Clare jabbed and stabbed at the Coalition with puns and metaphors, revealing himself as the zing king of the campaign.
Clare said the government was pushing “more baloney than a New York deli” and quipped that the government needed more “sour cream and sweet chilli” in the cabinet room to account for all its wedges.
Having tripped up on policy detail early in the campaign, Albanese made sure to use his specialist this time around.
Grilled on his ownership of more than one property and how the pool of housing was constrained because of people like him, Albanese called in Clare, who explained succinctly the housing policy was “not about individuals”. Pressed to answer the question himself, Albanese repeated the line that the solution wasn’t about individuals, including him.
Asked how some children of parents who bought into Labor’s equity sharing scheme may be forced to sell the property, Albanese handballed to Clare.
“What we’re doing here is helping Australians to pass on their wealth to their kids rather than passing on nothing because they’re renting for the rest of their life,” Clare said.
He followed the answer with an example from his own life with his grandfather having rented all this life.
“When he died, he died in intensive care, and he was in intensive care for three weeks,” he said.
“The only reason we had enough money for the coffin and for the funeral is because he was in intensive care for three weeks and his pension accumulated.
“This is good policy ... If they qualify under the eligibility rules, everything is sweet. Nothing changes.”

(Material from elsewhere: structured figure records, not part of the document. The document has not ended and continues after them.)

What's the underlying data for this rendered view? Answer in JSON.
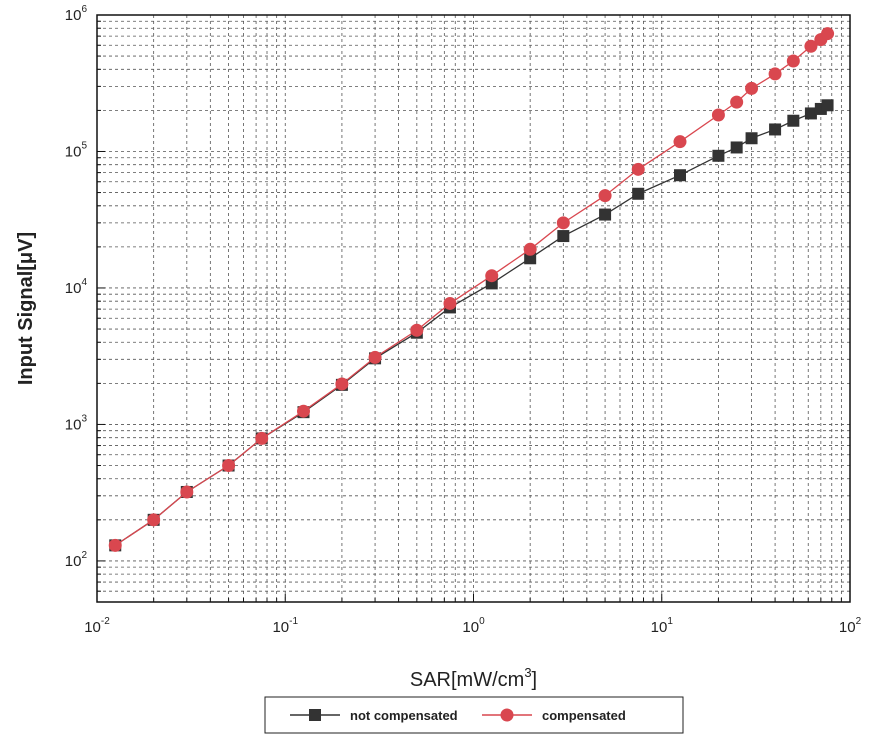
{
  "chart_data": {
    "type": "scatter",
    "title": "",
    "xlabel": "SAR[mW/cm",
    "xlabel_sup": "3",
    "xlabel_suffix": "]",
    "ylabel": "Input Signal[μV]",
    "x_scale": "log",
    "y_scale": "log",
    "xlim": [
      0.01,
      100
    ],
    "ylim": [
      50,
      1000000
    ],
    "x_ticks": [
      {
        "base": "10",
        "exp": "-2",
        "value": 0.01
      },
      {
        "base": "10",
        "exp": "-1",
        "value": 0.1
      },
      {
        "base": "10",
        "exp": "0",
        "value": 1
      },
      {
        "base": "10",
        "exp": "1",
        "value": 10
      },
      {
        "base": "10",
        "exp": "2",
        "value": 100
      }
    ],
    "y_ticks": [
      {
        "base": "10",
        "exp": "2",
        "value": 100
      },
      {
        "base": "10",
        "exp": "3",
        "value": 1000
      },
      {
        "base": "10",
        "exp": "4",
        "value": 10000
      },
      {
        "base": "10",
        "exp": "5",
        "value": 100000
      },
      {
        "base": "10",
        "exp": "6",
        "value": 1000000
      }
    ],
    "grid": true,
    "legend_position": "bottom",
    "series": [
      {
        "name": "not compensated",
        "marker": "square",
        "color": "#333333",
        "x": [
          0.0125,
          0.02,
          0.03,
          0.05,
          0.075,
          0.125,
          0.2,
          0.3,
          0.5,
          0.75,
          1.25,
          2,
          3,
          5,
          7.5,
          12.5,
          20,
          25,
          30,
          40,
          50,
          62,
          70,
          76
        ],
        "y": [
          130,
          200,
          320,
          500,
          790,
          1230,
          1950,
          3050,
          4700,
          7200,
          10800,
          16500,
          24000,
          34500,
          49000,
          67000,
          93000,
          107000,
          125000,
          145000,
          168000,
          190000,
          205000,
          218000
        ]
      },
      {
        "name": "compensated",
        "marker": "circle",
        "color": "#d9474f",
        "x": [
          0.0125,
          0.02,
          0.03,
          0.05,
          0.075,
          0.125,
          0.2,
          0.3,
          0.5,
          0.75,
          1.25,
          2,
          3,
          5,
          7.5,
          12.5,
          20,
          25,
          30,
          40,
          50,
          62,
          70,
          76
        ],
        "y": [
          130,
          200,
          320,
          500,
          790,
          1250,
          1980,
          3100,
          4900,
          7700,
          12300,
          19200,
          30000,
          47500,
          74000,
          118000,
          185000,
          230000,
          290000,
          370000,
          460000,
          590000,
          660000,
          730000
        ]
      }
    ]
  }
}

Clare later fielded a following question on supply and about whether Labor would speak to premiers to get more land released, despite the journalist asking for “Mr Albanese’s view”.
Again Clare whipped out the polished response.
“You don’t get this done through bullying and blaming and berating the states,” he said.
“Go back and google Scott Morrison or Michael Sukkar on this and you’ll see all they do is blame the states.”
Asked about his steady hand and his quick quips during the presser, Clare joked that he’d been on comedian Shaun Micallef’s show, Mad As Hell.